Sources:https://www.intelligences-multiples.org/intelligences-multiples2/les-8-types-dintelligences/
(2) La pédagogie PNL -Alain Thiry -De Beock-janvier 2014




Christophe, votre point sur le fait que nous passons des années sur les bancs de l'école sans jamais apprendre *comment apprendre* résonne particulièrement. C'est une observation si juste, qui met en lumière l'inefficacité de beaucoup de nos méthodes d'étude traditionnelles, et la frustration que cela peut engendrer chez les apprenants de tous âges. Comprendre nos propres fonctionnements cognitifs est d'ailleurs une première étape cruciale pour adapter nos stratégies d'apprentissage. Pour ceux qui souhaitent évaluer leurs capacités cognitives et identifier leurs points forts et faibles, il existe des ressources très utiles.

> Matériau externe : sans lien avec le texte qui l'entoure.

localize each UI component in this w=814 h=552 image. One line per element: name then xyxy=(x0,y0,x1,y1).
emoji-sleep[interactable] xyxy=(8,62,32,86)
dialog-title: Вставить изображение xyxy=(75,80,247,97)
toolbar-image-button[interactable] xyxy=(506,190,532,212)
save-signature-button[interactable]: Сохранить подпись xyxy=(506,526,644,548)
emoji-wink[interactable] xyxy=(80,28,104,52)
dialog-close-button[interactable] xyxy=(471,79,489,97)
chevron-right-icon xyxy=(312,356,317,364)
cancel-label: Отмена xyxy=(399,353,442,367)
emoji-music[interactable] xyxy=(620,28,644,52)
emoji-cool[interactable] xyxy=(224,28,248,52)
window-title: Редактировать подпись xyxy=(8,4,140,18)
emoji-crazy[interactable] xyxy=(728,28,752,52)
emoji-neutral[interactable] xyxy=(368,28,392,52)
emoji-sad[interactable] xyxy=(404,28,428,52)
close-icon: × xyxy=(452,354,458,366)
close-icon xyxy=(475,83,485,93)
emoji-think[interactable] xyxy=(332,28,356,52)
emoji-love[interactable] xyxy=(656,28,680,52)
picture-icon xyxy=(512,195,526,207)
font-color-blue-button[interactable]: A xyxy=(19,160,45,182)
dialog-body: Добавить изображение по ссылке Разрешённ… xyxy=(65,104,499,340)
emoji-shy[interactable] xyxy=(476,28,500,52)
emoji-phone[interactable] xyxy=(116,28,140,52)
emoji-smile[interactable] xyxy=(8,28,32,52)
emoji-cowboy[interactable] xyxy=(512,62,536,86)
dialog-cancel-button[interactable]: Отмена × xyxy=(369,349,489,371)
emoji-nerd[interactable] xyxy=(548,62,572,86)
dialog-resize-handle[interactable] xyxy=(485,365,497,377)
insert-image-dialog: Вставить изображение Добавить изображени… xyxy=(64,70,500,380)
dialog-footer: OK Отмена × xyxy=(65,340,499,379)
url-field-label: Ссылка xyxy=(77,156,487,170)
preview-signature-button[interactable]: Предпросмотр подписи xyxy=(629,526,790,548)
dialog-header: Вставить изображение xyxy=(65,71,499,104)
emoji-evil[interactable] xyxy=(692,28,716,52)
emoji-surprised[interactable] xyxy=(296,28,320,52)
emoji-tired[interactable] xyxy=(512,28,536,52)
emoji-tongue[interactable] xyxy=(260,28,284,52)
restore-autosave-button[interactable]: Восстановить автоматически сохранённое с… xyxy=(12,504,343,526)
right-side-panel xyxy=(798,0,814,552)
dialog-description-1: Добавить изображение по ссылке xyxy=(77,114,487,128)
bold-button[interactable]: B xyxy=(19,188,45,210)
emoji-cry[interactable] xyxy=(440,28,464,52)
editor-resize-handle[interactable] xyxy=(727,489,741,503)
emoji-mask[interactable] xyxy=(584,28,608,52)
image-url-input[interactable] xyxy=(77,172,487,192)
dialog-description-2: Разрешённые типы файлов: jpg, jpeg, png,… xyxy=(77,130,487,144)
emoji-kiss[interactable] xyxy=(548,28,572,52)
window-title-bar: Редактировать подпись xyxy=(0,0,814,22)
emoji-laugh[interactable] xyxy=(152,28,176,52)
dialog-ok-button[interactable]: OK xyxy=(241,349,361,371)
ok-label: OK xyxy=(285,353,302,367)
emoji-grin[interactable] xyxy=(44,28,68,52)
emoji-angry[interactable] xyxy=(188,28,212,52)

J'ai beaucoup apprécié votre analogie du menuisier qui doit fabriquer une porte sans connaître ses machines. Cela résonne particulièrement, car il est vrai que l'on attend souvent des élèves qu'ils réussissent sans leur donner les clés de compréhension de leur propre fonctionnement cognitif. La gestion de l'énergie mentale, comme vous le mentionnez, est un défi majeur. En parlant de ces fonctionnements, il est aussi essentiel de reconnaître que certains élèves font face à des défis d'apprentissage spécifiques qui vont au-delà des méthodes générales, nécessitant une compréhension plus approfondie de leurs particularités cognitives. Pour ceux qui suspectent des difficultés spécifiques, notamment liées à la lecture et l'écriture, il existe des ressources pour mieux comprendre ces particularités, comme un test de dépistag…
Christophe, votre parallèle entre le menuisier qui ne sait pas utiliser ses outils et notre système éducatif qui ne nous enseigne pas « comment apprendre » est d'une justesse frappante. C'est un point crucial : sans cette « méthodologie » fondamentale, l'apprentissage devient une lutte contre soi-même, dépensant une énergie folle à tenter de se concentrer plutôt qu'à assimiler efficacement. On sous-estime souvent l'impact de cette méconnaissance sur la motivation et la performance. Et au-delà des méthodes générales, il est fascinant de constater à quel point nos propres mécanismes d'apprentissage peuvent varier d'une personne à l'autre. Prendre le temps de découvrir son propre style d'apprentissage est une première étape puissante pour transformer cette lutte en un processus bien plus fluide…
J'ai trouvé votre point sur le fait que l'on ne nous enseigne jamais comment apprendre, ni comment fonctionne notre mémoire, particulièrement pertinent. C'est une lacune énorme, car la connaissance de nos propres mécanismes cognitifs est fondamentale pour optimiser tout processus d'apprentissage. Chaque individu a des forces et des faiblesses uniques. D'ailleurs, cette diversité peut parfois révéler des particularités insoupçonnées, comme l'absence d'imagerie mentale pour certains. Pour ceux qui s'interrogent sur leur propre capacité d'imagerie mentale, il existe même un test pour mieux comprendre l'aphantasie et ses implications sur la mémorisation.